“Is she?”
“I don’t think so-but she’s awful bad off, doctor. I’m scared. Can you come over right away?”
There was a short silence, then Potbury said gruffly, “I’ll be over.”
“Oh, good! Look-what should I do before you get here?”
“Don’t do anything. Don’t touch her. I’ll be right over.” He hung up.
Randall put the phone down and hurried back to the bedroom. Cynthia was just the same. He started to touch her, recalled the doctor’s instructions, and straightened up with a jerk. But his eye fell on the piece of paper from which he had improvised a stethoscope and he could not resist the temptation to check up on his earlier results.
The tube gave back a cheering lubadup; he took it away at once and put it down.
Ten minutes of standing and looking at her with nothing more constructive to do than biting his nails left him too nervous to continue the occupation. He went out to the kitchen and removed a bottle of rye from the top shelf from which he poured a generous three fingers into a water glass. He looked at the amber stuff for a moment, then poured it down the sink, and went back into the bedroom.
She was still the same.
It suddenly occurred to him that he had not given Potbury the address. He dashed into the kitchen and snatched the phone. Controlling himself, he managed to dial the number correctly. A girl answered the phone. “No, the doctor isn’t in the office. Any message?”
“My name is Randall. I-”
“Oh-Mr. Randall. The doctor left for your home about fifteen minutes ago. He should be there any minute now.”
“But he doesn’t have my address!”
“What? Oh, I’m sure he has-if he didn’t have he would have telephoned me by now.”
He put the phone down. It was damned funny-well, he would give Potbury three more minutes, then try another one.
The house phone buzzed; he was up out of his chair like a punch-drunk welterweight. “Yes?”
“Potbury. That you, Randall?”
“Yes, yes-come on up!” He punched the door release as he spoke.
Randall was waiting with the door open when Potbury arrived. “Come in, doctor! Come in, come in!” Potbury nodded and brushed on by him.
“Where’s the patient?”
“In here.” Randall conducted him with nervous haste into the bedroom and leaned over the other side of the bed while Potbury took his first look at the unconscious woman. “How is she? Will she be all right? Tell me, doctor-”
Potbury straightened up a little, grunting as he did so, and said, “If you will kindly stand away from the bed and quit crowding me, perhaps we will find out.”
“Oh, sorry!” Randall retreated to the doorway. Potbury took his stethoscope from his bag, listened for a while with an inscrutable expression on his face which Randall tried vainly to read, shifted the instrument around, and listened again. Presently he put the stethoscope back in the bag, and Randall stepped forward eagerly.
But Potbury ignored him. He peeled up an eyelid with his thumb and examined her pupil, lifted an arm so that it swung free over the side of the bed and tapped it near the elbow, then straightened himself up and just looked at her for several minutes.
Randall wanted to scream.
Potbury performed several more of the strange, almost ritualistic things physicians do, some of which Randall thought he understood, others which he definitely did not. At last he said suddenly, “What did she do yesterday-after you left my office?”
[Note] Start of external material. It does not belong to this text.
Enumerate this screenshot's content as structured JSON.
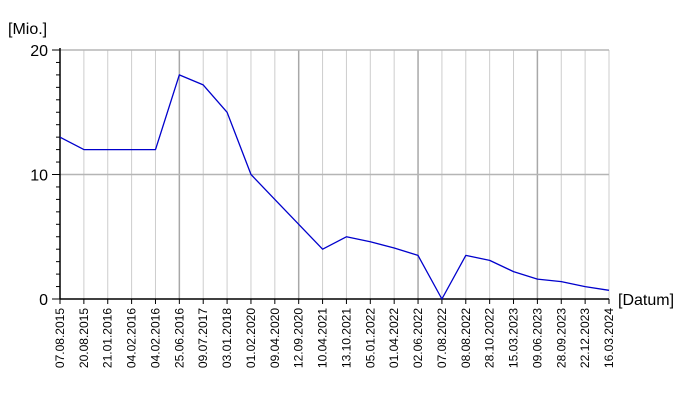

Randall told him; Potbury nodded sagely. “That’s what I expected-it all dates back to the shock she had in the morning. All your fault, if I may say so!”
“My fault, doctor?”
“You were warned. Should never have let her get close to a man like that.”
“But . . . but . . . you didn’t warn me until after he had frightened her.”
Potbury seemed a little vexed at this. “Perhaps not, perhaps not. Thought you told me someone had warned you before I did. Should know better, anyhow, with a creature like that.”
Randall dropped the matter. “But how is she, doctor? Will she get well? She will, won’t she?”